А вот пусть он мне укажет прежде вывеску на доме. Ведь уж ежели это гостиница, то должна быть и вывеска, сообразил Николай Иванович. Из кареты я не вылезу, а пусти меня на твое место, чтобы я мог выглянуть в окошко и посмотреть, есть ли над подъездом вывеска гостиницы, обратился он к жене.
Глафира Семеновна захлопнула дверь кареты. В карете начались перемещения. Николай Иванович выглянул в окошко со стороны жены, задрал голову кверху и увидал вывеску, гласящую: «Гостиница престолонаследника».
Гостиница! радостно воскликнул он. Войник не наврал! Можем выходить без опаски!
Как будто какой-то тяжелый камень отвалил от сердца Глафиры Семеновны, и она просияла, но все-таки, руководствуясь осторожностью, еще раз спросила:
Да верно ли, что гостиница? Ты хорошо ли разглядел вывеску?
Хорошо, хорошо. Да вот и сама можешь посмотреть.

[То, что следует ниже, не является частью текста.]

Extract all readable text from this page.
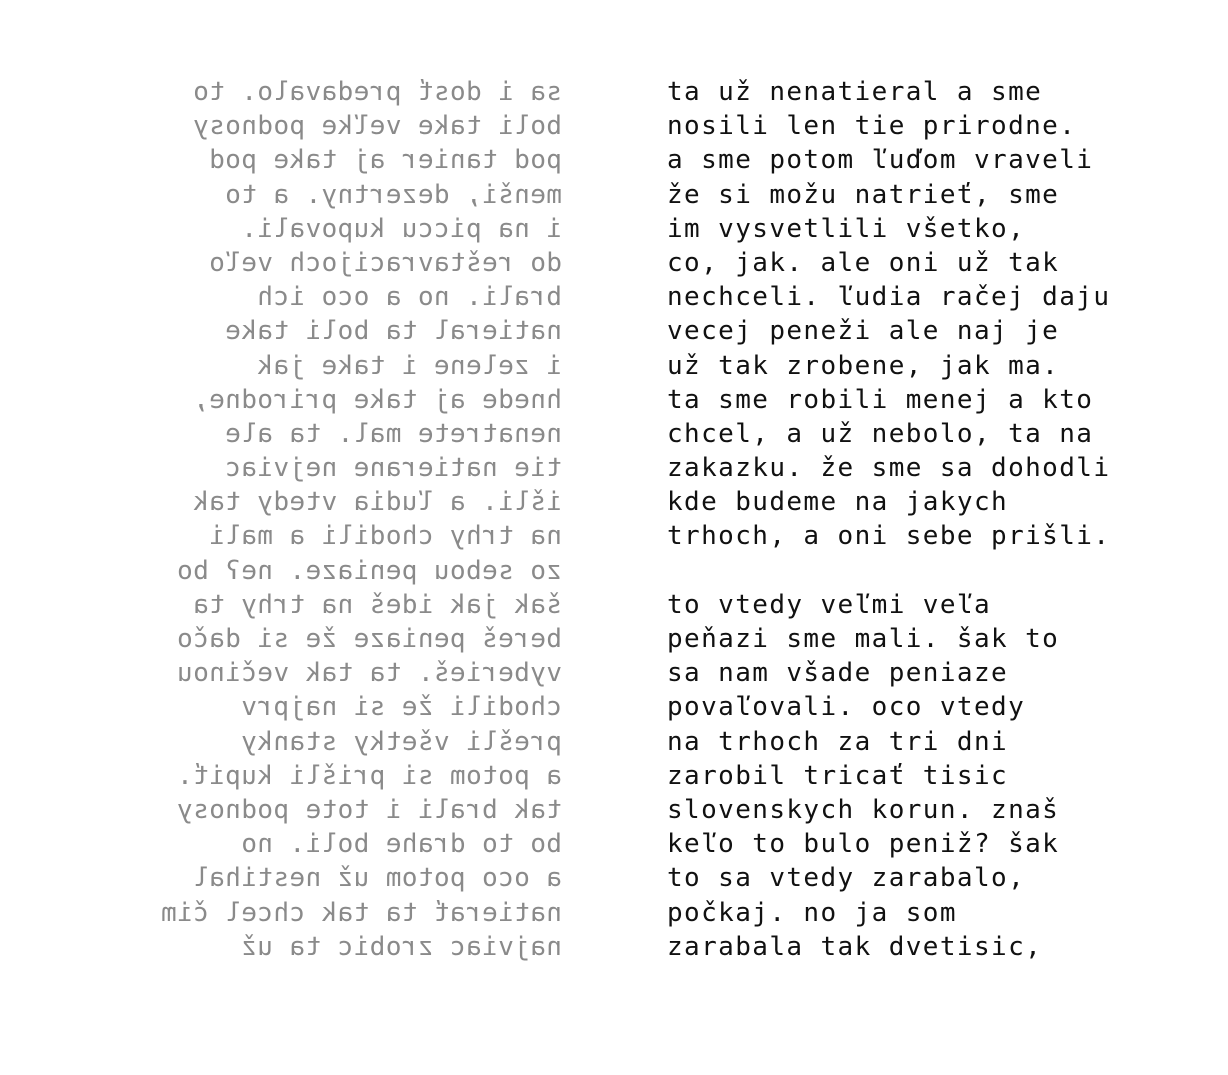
sa i dosť predavalo. to
boli take veľke podnosy
pod tanier aj take pod
menši, dezertny. a to
i na piccu kupovali.
do reštavracijoch veľo
brali. no a oco ich
natieral ta boli take
i zelene i take jak
hnede aj take prirodne,
nenatrete mal. ta ale
tie natierane nejviac
išli. a ľudia vtedy tak
na trhy chodili a mali
zo sebou peniaze. neʔ bo
šak jak ideš na trhy ta
bereš peniaze že si dačo
vyberieš. ta tak večinou
chodili že si najprv
prešli všetky stanky
a potom si prišli kupiť.
tak brali i tote podnosy
bo to drahe boli. no
a oco potom už nestihal
natierať ta tak chcel čim
najviac zrobic ta už
ta už nenatieral a sme
nosili len tie prirodne.
a sme potom ľuďom vraveli
že si možu natrieť, sme
im vysvetlili všetko,
co, jak. ale oni už tak
nechceli. ľudia račej daju
vecej peneži ale naj je
už tak zrobene, jak ma.
ta sme robili menej a kto
chcel, a už nebolo, ta na
zakazku. že sme sa dohodli
kde budeme na jakych
trhoch, a oni sebe prišli.

to vtedy veľmi veľa
peňazi sme mali. šak to
sa nam všade peniaze
povaľovali. oco vtedy
na trhoch za tri dni
zarobil tricať tisic
slovenskych korun. znaš
keľo to bulo peniž? šak
to sa vtedy zarabalo,
počkaj. no ja som
zarabala tak dvetisic,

А войник, между прочим, уж позвонил в подъезд. Распахнулись широкие ворота, заскрипев на ржавых петлях. Из ворот выходили баранья шапка в усах и с заспанными глазами, швейцар в фуражке с полинявшим золотым позументом, какой-то кудрявый малец в опанках (вроде наших лаптей, но из кожи), и все ринулись вытаскивать багаж из кареты. Глафира Семеновна уже не противилась, сама подавала им вещи и говорила мужу:
Но все-таки нужно допытаться, для чего очутился у нас на козлах полицейский солдат. Ведь без нужды он не поехал бы.
А вот войдем в гостиницу, там разузнаем от него, отвечал Николай Иванович. Я так думаю, что не для того ли, чтоб удостовериться в нашем месте жительства, где мы остановились.
А зачем им наше жительство?
Ах, боже мой! А ветчина-то? А таможенный чиновник?
Дался тебе этот таможенный чиновник с ветчиной! Да и я-то дура была, поверив тебе, что нас везут в полицию за то, что я кусок ветчины в чиновника кинула! Уж если бы этот чиновник давеча обиделся, то сейчас бы он нас и арестовал.
А вот посмотрим. Неизвестно еще, чем это все разыграется, подмигнул жене Николай Иванович и, обратясь к швейцару, спросил: Говорите по-русски? Комнату бы нам хорошую о двух кроватях?
Есте, есте Алес вас нур инен гефелих, мейн герр! отвечал старик швейцар.
Немец! воскликнул Николай Иванович. Боже мой! В славянском городе Белграде и вдруг немец!
Срб, срб, господине. Заповедите[9]
Швейцар поклонился. Войник подскочил к нему и спросил:
Имали добра соба?[10]
Есте, есте, закивал швейцар. Козма! Покажи. Дай, да видит господине, обратился он к бараньей шапке с заспанными глазами и в усах.